FANS of O’Briain’s television work won’t be disappointed to see him in the flesh. The gabbling delivery, polished head and Irish accent we know and love from Mock the Week and umpteen other shows are even larger in real life.
A good half of the Craic Dealer show is audience participatory. There’s front-row victimisation (in a friendly way) and many, many audience suggestions. Essentially, O’Briain ends up riffing on random material. It’s perfectly funny, but unlikely to be remembered after about a week.
Except, perhaps, the observation that Edinburgh has become a museum for traffic disruption.
Many of O’Briain’s jokes earn titters but leave your sides very much intact. Witterings about high-definition television, motion-sensor alarms, and the naming of lap dancers could be delivered by any comedian, and there’s nothing that makes them special to O’Briain. The formula, if you want to try it, is to take an easily-relatable observation and extend its logic until it becomes absurd.

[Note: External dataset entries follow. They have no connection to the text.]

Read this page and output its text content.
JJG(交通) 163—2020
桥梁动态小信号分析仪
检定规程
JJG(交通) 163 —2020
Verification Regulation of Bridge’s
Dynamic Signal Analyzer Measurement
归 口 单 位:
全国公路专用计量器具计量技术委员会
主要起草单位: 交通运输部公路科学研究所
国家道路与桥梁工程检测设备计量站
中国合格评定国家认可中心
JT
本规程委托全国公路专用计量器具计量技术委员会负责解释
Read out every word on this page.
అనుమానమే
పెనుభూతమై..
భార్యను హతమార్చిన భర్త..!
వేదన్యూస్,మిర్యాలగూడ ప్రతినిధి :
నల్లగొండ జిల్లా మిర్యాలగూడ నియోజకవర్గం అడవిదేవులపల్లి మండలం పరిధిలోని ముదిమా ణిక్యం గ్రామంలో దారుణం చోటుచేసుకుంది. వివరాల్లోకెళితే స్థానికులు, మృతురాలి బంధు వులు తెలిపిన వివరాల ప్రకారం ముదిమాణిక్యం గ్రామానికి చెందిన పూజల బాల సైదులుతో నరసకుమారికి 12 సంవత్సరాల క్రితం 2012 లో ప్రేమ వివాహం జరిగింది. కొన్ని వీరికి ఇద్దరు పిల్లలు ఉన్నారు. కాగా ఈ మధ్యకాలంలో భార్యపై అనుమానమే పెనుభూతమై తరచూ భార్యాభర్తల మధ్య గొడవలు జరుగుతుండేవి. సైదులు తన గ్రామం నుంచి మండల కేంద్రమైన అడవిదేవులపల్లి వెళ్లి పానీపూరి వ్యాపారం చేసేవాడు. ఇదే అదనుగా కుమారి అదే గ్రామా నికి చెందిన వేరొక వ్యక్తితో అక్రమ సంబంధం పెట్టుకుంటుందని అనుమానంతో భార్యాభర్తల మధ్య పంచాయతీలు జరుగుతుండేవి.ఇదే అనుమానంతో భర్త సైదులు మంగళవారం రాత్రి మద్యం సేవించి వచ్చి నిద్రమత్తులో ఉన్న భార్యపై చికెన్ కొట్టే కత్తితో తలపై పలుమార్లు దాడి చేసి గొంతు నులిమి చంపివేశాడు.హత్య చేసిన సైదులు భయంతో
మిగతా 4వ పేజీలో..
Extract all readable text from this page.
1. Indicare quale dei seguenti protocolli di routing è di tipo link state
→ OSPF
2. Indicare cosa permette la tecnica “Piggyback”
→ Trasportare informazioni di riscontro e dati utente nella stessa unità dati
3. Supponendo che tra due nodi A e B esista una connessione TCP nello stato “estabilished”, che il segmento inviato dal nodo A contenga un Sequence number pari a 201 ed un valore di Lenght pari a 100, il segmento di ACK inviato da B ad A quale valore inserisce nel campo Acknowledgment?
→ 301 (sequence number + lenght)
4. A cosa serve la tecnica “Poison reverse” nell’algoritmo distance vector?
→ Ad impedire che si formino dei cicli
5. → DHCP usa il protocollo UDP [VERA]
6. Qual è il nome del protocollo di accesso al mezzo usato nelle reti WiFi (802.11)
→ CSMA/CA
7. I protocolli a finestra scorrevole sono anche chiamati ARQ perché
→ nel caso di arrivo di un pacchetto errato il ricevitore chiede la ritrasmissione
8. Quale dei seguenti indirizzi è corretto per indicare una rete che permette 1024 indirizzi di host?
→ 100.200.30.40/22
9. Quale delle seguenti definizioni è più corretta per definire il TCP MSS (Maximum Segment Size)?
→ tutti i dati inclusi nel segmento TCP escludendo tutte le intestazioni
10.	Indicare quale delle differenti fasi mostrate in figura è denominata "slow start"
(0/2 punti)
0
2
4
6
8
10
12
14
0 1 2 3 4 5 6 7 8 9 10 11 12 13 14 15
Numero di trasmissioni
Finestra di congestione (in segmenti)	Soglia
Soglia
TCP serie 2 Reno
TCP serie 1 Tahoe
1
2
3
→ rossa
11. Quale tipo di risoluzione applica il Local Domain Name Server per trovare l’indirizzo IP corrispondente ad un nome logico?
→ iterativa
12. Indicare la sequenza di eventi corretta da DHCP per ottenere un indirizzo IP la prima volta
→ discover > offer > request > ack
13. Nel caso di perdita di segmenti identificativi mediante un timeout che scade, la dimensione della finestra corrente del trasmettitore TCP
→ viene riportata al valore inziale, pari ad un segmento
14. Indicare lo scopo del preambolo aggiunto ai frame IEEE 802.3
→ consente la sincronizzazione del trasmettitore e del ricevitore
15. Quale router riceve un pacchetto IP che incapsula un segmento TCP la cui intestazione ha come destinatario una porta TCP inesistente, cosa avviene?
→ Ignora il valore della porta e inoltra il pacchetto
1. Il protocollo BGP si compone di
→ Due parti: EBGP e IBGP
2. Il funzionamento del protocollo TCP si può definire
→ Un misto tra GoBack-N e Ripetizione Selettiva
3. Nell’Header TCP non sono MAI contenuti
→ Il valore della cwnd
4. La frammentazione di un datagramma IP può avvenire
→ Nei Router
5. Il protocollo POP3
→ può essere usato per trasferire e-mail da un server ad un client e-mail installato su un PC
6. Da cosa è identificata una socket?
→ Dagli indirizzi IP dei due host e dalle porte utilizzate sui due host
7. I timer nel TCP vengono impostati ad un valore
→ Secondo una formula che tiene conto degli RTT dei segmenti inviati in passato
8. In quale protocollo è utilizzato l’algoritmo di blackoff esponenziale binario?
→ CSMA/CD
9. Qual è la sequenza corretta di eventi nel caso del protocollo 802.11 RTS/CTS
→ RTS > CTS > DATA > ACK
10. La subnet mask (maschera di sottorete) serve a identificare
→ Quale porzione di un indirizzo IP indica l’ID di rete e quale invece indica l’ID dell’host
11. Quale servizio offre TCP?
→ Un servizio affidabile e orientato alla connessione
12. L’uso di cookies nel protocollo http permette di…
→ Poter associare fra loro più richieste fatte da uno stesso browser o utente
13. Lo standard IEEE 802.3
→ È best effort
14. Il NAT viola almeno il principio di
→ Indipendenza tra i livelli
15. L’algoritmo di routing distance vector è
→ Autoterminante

The other half of the show is much more meaty. Where the show is at its best, O’Briain shares with the audience what it’s like to be a professional comedian, dealing with corporate stand-up briefings, Croydon audiences and stealing ideas from Twitter.
A section slagging off astrology which begins with Sally Morgan the TV psychic and finishes with the mantra “Racism is better than astrology” is the highlight of the show. His passion on the subject adds an extra zing to the jokes, just as his insider knowledge of the world of corporate stand-up brings that material alive, too.
Despite this nagging sense that O’Briain’s fame and expertise as a performer are masking some out-of-the-box material, Craic Dealer makes for an enjoyable evening.
When O’Briain stops chatting to the front row and talks about something he believes in, there’s no doubt he is a master of the stand-up form.
The final night of the Edinburgh run will be recorded, to be released in November as a live DVD.